The vague EU plans for action to promote the development of pediatric medicines (see this column, ACT June 2003) are not evolving fast enough for some EU member states. Belgium has raised the matter at the EU Council of Ministers, and urged faster action.

Belgium pointed out that as far back as December 2000, the EU Council of Ministers for Health asked for proposals to be made “as soon as possible” for agreement at European level on incentives, regulatory measures or other supporting measures in respect of clinical research, and development targeted at pediatric medicinal products. The aim then—and now—is to ensure that new medicines and products already on the market are adapted to the specific needs of children. At the same time, the ethical aspects of clinical trials involving children and the internationally acknowledged standards for the protection of minors with regard to medical scientific research “should also be taken into account.”
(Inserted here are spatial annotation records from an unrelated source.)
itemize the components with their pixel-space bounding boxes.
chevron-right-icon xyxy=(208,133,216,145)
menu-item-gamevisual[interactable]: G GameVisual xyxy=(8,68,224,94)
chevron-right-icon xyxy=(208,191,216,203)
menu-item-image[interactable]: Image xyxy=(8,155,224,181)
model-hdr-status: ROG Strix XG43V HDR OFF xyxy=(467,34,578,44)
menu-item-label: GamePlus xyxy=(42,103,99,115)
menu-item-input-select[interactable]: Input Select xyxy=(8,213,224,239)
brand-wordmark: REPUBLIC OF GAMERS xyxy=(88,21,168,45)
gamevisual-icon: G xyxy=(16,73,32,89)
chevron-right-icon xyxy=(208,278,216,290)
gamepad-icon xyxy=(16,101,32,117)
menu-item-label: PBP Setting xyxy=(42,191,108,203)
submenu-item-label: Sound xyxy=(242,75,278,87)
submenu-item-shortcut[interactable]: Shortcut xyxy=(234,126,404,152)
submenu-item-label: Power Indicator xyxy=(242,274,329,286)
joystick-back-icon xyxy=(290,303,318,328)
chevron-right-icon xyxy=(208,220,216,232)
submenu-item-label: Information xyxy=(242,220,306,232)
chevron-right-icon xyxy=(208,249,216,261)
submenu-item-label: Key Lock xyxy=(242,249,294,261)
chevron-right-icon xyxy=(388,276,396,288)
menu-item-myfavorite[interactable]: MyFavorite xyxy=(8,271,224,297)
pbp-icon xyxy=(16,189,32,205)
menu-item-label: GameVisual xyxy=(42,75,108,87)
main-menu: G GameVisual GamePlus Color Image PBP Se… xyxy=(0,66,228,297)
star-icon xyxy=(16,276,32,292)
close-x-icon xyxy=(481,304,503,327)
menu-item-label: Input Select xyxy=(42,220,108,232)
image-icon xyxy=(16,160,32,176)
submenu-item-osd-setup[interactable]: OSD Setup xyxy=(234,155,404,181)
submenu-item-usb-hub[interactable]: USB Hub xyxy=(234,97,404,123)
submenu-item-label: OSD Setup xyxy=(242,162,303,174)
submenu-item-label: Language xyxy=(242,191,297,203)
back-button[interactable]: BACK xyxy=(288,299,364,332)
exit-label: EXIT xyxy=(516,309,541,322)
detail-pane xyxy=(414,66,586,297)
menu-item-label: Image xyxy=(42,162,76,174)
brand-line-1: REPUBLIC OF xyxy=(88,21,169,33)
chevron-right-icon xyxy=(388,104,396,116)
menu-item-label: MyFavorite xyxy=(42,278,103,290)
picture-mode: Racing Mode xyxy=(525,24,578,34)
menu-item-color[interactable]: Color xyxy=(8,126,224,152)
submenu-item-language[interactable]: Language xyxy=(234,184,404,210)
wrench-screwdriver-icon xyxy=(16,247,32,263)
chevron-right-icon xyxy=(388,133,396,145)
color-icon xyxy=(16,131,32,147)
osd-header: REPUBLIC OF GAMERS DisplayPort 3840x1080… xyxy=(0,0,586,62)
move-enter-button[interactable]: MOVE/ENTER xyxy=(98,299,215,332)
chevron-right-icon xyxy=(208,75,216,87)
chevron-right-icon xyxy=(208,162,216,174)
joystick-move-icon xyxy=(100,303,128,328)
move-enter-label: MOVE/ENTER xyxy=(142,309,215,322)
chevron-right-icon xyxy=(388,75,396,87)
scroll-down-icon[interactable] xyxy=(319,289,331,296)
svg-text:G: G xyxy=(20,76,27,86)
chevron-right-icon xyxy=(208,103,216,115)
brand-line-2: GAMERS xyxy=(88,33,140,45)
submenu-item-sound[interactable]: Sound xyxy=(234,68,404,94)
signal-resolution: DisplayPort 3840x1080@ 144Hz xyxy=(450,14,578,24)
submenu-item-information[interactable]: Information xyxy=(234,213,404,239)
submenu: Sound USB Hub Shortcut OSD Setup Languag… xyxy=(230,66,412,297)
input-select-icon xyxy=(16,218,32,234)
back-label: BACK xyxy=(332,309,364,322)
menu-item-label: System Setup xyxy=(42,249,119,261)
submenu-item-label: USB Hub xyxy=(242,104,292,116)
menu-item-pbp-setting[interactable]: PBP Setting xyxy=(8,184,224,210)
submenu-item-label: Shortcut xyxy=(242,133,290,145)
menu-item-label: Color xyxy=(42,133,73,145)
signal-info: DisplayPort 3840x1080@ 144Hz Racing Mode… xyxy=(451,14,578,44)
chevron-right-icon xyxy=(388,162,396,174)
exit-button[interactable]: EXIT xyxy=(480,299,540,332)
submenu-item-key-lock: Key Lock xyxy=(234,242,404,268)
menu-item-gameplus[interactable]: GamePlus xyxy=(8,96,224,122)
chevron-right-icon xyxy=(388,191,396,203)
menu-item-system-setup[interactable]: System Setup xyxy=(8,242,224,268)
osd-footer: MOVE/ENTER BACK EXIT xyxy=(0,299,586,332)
It is now more than a year (February 2002, in fact) since work started on a draft regulation to promote medicines intended for children, Belgium remarked, but despite the preparations by the European Commission (the EU institution whose job it is to make formal legislative proposals), “the Council and the Parliament have received no formal proposal to date.” Belgium went on its statement to emphasize “the precariousness” of the present situation. The pharmaceutical industry, said Belgium, is waiting, “indefinitely postponing submission of registration dossiers for pediatric medicinal products in the expectation of the probable incentives in the new regulations to come.”

So Belgium urged the Council and the Commission “to take stock of the issue with a view to satisfying the needs of the European pediatric population without delay.” The Council formally took note of the Belgian intervention—which is a polite way of saying none of the other member states disagreed violently, but there was no rush to join Belgium on the barricades, either. For its part, the Commission again told the Council what was already well-known, in a well-rehearsed formulation: that “after the consultation process launched in February 2002, it expects to be in a position to present a proposal on child-specific medicines possibly at the end of this year or during the first quarter of 2004.” Meanwhile, as ACT has already reported, an extended assessment of ways and means is planned by the Commission for later this year—but has still not started.